As in prior books, Stinnett does a good job with action scenes but spends too much time on minor details elsewhere. Here, for example, he spends the better part of a chapter covering a flight the main characters take, including radio exchanges between the pilot and the various controllers he contacts where each one parrots back what the other said. I know that’s how it’s done in real life (and that’s a good thing because it leaves no room for misunderstandings) but here one go-round would have been enough with the rest covered in narrative. Show isn’t always better than tell – especially when it slows the story down.
Stinnett tends to repeat himself is in describing things as well. We are constantly reminded what all was done to Jesse’s island and what Rusty did to turn the area around his bar into a marina. Ditto when it comes to having every boat go up on plane whenever it hits open water. Once or twice is enough, Mr. Stinnett.
There are places, too, where Stinnett has Jesse refer to one character in narrative then in the next sentence address a comment to a different character without a clue to who he is speaking to. It causes a momentary lurch in the story flow (especially when both characters are male or female) until I catch onto the shift.

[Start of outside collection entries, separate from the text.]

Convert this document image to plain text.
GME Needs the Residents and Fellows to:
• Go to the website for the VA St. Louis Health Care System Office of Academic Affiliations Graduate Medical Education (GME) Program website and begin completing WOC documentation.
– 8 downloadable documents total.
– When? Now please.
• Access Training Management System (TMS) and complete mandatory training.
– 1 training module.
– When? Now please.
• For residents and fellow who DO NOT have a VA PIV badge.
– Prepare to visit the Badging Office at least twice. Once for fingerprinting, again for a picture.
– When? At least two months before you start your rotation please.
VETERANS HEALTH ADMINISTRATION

The same huge cast of characters from the last book is here as well. And I still can’t keep them straight. Tony or Trent? Doc, Deuce, or Dawson? Jeremy, Julie, Jared, or Jackie? To complicate matters further, Stinnett adds more characters throughout the book until they all kind of blend into one. The only character I’m absolutely sure about is Jesse – only because he’s the main character – and that Julie and Jackie are female. You need to re-work your name choices and thin the herd a bit, Mr. Stinnett.
Still as long as he keeps writing them, I’ll keep reading them.